Kriz dönemleri belirsizliğin ve güvensizliğin arttığı dönemlerdir. Bu yapının ortaya çıkığı ortamda herkes "tünelin ucundaki ışığı" merak eder. Buna en iyi yanıtı ise benzer krizleri araştıranlar verir. Bugün size tünelin ucundaki ışığı araştıran üç yabancı araştırmadan söz edeceğim.
Bütün dünyada krizle ilgili en çok sorulan soru, krizin ne zaman sona erebileceği. Kimilerine göre kriz U şeklinde bir yol izleyecek kimilerine göre ise L şeklinde bir yolla karşılaşılacak. Krizin gelişiminin anlaşılabilmesi için çeşitli alanlarda, farklı araştırmalar yapılıyor ve sonuçları ortaya konuluyor. "Tünelin ucundaki ışığın ne zaman görüleceğinin" tahminini yapmaya çalışan herkes, bu araştırmalara büyük ilgi duyup sonuç çıkarmaya çalışıyor.
MSCI Wold Index, izlediği 23 gelişmiş ülke borsasında yaptığı araştırma sonuçlarını açıklarken bu krizin 1929, 1973 ve 2000 krizleri gibi çok önemli düşüşlere neden olduğu sonucuna vardığını açıklıyor. Bunlardan 1929 krizinde düşüşün 34.2 ay, 1973 krizindeki düşüşün 20.7 ay, 2000 krizindekinin ise 30,2 ay sürdüğü açıklarken, son krizin 16.5 aydır sürdüğü bilgisini veriyor.

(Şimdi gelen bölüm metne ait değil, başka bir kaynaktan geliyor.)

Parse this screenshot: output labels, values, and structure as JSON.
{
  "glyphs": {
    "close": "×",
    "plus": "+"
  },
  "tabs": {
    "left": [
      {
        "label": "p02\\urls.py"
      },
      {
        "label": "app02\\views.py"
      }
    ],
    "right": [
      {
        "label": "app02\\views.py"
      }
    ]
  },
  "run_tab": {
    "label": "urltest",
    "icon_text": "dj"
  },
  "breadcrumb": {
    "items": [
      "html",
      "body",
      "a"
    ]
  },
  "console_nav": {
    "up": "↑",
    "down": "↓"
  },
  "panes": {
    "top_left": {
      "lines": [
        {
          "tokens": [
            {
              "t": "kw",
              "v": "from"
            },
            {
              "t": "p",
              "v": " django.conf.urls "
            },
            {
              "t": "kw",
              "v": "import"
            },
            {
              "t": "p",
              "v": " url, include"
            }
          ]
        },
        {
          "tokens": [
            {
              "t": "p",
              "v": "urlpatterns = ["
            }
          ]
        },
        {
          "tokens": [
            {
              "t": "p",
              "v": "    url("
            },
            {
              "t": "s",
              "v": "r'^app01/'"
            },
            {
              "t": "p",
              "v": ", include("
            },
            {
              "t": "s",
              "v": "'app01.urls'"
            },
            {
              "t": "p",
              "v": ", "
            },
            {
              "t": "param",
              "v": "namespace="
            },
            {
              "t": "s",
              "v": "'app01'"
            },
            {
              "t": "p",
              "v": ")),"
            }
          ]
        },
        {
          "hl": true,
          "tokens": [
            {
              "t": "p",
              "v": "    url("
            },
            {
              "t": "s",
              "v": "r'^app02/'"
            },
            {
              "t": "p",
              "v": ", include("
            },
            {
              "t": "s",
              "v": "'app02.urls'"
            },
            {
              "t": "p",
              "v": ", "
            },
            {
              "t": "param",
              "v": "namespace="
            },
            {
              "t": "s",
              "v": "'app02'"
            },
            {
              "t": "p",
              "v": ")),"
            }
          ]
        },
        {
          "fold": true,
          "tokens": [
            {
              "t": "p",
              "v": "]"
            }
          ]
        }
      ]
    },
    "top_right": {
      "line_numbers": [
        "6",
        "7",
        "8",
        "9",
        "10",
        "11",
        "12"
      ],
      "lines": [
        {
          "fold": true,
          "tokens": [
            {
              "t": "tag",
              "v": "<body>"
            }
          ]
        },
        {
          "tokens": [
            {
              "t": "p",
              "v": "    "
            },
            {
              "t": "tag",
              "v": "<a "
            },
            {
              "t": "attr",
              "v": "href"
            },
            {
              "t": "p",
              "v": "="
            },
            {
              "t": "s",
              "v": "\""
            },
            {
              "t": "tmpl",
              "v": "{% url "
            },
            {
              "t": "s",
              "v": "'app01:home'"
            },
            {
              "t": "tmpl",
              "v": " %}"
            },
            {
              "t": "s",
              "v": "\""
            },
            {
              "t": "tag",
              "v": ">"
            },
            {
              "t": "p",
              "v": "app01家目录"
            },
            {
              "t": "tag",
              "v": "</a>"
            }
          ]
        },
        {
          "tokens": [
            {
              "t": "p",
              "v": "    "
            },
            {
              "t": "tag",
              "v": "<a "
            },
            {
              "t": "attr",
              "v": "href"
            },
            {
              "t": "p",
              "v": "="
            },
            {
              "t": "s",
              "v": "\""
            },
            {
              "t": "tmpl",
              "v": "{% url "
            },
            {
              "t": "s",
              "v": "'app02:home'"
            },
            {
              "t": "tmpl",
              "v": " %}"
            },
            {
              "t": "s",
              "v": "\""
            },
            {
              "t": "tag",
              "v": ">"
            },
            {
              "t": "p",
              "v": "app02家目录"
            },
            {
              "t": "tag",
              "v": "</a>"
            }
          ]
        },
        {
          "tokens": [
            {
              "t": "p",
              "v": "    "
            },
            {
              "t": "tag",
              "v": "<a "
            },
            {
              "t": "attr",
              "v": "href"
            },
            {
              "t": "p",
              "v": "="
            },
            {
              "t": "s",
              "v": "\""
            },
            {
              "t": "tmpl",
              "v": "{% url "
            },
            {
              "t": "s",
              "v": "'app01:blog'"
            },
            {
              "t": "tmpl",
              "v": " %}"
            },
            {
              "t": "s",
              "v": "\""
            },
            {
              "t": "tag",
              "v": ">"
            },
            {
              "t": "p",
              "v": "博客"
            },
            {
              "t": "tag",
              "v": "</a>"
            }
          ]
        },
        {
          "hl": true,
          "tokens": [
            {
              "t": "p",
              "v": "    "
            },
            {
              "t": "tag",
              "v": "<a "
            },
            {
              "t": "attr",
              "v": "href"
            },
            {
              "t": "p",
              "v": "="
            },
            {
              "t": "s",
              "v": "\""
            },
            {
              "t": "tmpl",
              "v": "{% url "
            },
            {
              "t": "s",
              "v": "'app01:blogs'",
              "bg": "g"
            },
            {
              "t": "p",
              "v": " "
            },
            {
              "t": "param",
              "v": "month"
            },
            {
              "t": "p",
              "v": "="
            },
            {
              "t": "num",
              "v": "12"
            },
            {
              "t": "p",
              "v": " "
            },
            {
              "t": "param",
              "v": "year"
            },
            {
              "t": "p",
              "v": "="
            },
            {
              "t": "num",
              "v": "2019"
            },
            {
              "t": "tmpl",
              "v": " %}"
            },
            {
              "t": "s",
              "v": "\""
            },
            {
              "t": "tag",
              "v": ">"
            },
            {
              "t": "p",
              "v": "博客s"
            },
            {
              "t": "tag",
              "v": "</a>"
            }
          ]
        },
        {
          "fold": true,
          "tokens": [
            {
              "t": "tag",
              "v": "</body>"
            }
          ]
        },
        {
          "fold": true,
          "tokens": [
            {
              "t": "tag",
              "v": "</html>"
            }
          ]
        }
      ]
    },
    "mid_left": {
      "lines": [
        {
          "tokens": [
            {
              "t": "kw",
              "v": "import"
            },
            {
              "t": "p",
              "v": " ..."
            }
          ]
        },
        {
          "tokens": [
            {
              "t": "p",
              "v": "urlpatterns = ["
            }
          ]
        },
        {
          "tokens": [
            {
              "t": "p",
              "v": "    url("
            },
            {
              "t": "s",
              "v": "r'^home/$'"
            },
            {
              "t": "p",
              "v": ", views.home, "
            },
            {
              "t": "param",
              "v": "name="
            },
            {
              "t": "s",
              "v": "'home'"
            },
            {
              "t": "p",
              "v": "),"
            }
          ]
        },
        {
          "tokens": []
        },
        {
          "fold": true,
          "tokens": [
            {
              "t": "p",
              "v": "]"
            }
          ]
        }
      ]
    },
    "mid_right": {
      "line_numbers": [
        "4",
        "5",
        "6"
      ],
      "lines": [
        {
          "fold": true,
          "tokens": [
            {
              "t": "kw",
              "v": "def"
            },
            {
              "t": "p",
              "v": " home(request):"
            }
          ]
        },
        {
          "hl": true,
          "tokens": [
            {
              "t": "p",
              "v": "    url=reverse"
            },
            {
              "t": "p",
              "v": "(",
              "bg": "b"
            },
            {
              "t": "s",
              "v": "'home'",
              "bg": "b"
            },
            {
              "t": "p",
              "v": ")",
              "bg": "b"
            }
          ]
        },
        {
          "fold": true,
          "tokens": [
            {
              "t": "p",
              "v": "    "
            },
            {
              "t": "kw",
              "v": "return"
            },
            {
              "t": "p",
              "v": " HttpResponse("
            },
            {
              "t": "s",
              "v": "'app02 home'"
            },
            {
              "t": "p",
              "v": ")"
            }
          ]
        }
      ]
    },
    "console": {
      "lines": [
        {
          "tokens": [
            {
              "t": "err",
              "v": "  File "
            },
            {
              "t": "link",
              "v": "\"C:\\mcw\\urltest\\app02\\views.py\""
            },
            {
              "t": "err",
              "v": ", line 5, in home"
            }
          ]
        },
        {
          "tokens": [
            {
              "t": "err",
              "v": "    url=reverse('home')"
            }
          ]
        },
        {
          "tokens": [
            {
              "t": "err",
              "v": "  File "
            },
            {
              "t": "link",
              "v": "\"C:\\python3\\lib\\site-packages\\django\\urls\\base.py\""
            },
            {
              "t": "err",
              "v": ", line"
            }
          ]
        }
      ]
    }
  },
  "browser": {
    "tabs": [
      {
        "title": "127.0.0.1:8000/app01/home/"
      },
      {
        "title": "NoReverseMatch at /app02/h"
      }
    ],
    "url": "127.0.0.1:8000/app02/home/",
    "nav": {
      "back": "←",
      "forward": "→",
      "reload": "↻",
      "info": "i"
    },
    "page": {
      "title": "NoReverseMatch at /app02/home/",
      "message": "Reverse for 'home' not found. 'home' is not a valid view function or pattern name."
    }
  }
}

Görüldüğü gibi bu araştırma krizlerin borsalar üzerindeki etkilerini ele alan bir çalışma. Yaşanmış krizlerin resesyon, kredi daralmaları, konut fiyatları düşüşü açısından sonuçlarının neler olduğunu inceleyen ve ona göre çıkışın ne zaman olabileceğini, tünelin ucundaki ışığın ne zaman görüleceğini ortaya koymaya çalışan araştırmalar da var.
Son dönemde Anadolu'da yaptığımız toplantılarda Gazi Erçel bu araştırmalardan ikisinin sonuçlarını aktarıyor. Bunlardan birisi içlerinde bir Türk gencinin de yer aldığı IMF'nin 21 OECD ülkesini kapsayan araştırması.
IMF araştırmacıları Ayhan Köse, Stijn Claessens ve Marco Terrones,1960 ve 2007 yılları arasında OECD ülkelerinde yaşanan 121 resesyon, 112 kredi daralması, 28 kredi verilmesine son verilmesi, 114 konut fiyat düşüşü, 28 konut fiyat çöküşü, 234 hisse senedi fiyat düşüşü, 58 hisse senedi fiyat çöküşü üzerinde çalışma yapmışlar. Resesyon süresinin 4 ile 6 çeyrekte bir yılla bir buçuk yıl arasında sürdüğünü saptamışlar. Ama kredilerin 18 çeyrekte zayıf kaldığını, ancak 4.5 yılda krizin başlangıç noktasındaki duruma geri döndüğünü görmüşler. Konut sektöründe ise 10 çeyrekte iki buçuk yılda başlangıç noktasına ulaşıldığını belirlemişler. Büyümede başlangıç noktasındaki ivmenin yakalanması için bir buçuk yıllık bir süre geçmesi gerektiğini ortaya koymuşlar.
Diğer araştırma Reinhart ve Rogoff tarafından finansal kriz yaşamış 5 sanayileşmiş ülke, 5 Asya ve 2 Latin Amerika ülkesi ile, 1899 Norveç ve 1929 Amerika krizlerinin incelenmesinin sonuçlarını ortaya koyuyor ve ilk araştırmaya yakın bulgulara ulaşıyor. Bu araştırmaya göre konut sektörü ortalama yüzde 35 düşüş kaydediyor ve 6 yılda kendine geliyor. Hisse senetleri yüzde 56 değer yitiriyor ve 3.5 yılda başlangıç noktasına geri dönüyor. Kamu borcu yüzde 86 artıyor ve 3 yılda toparlanıyor. Kişi başına mili gelirde yüzde 9 düşüş oluyor ve yaklaşık iki yılda toparlanıyor. İşsizlik oranı yüzde 7'lik bir artış gösteriyor ve 5 yıllık bir sürede normalleşme sağlanıyor.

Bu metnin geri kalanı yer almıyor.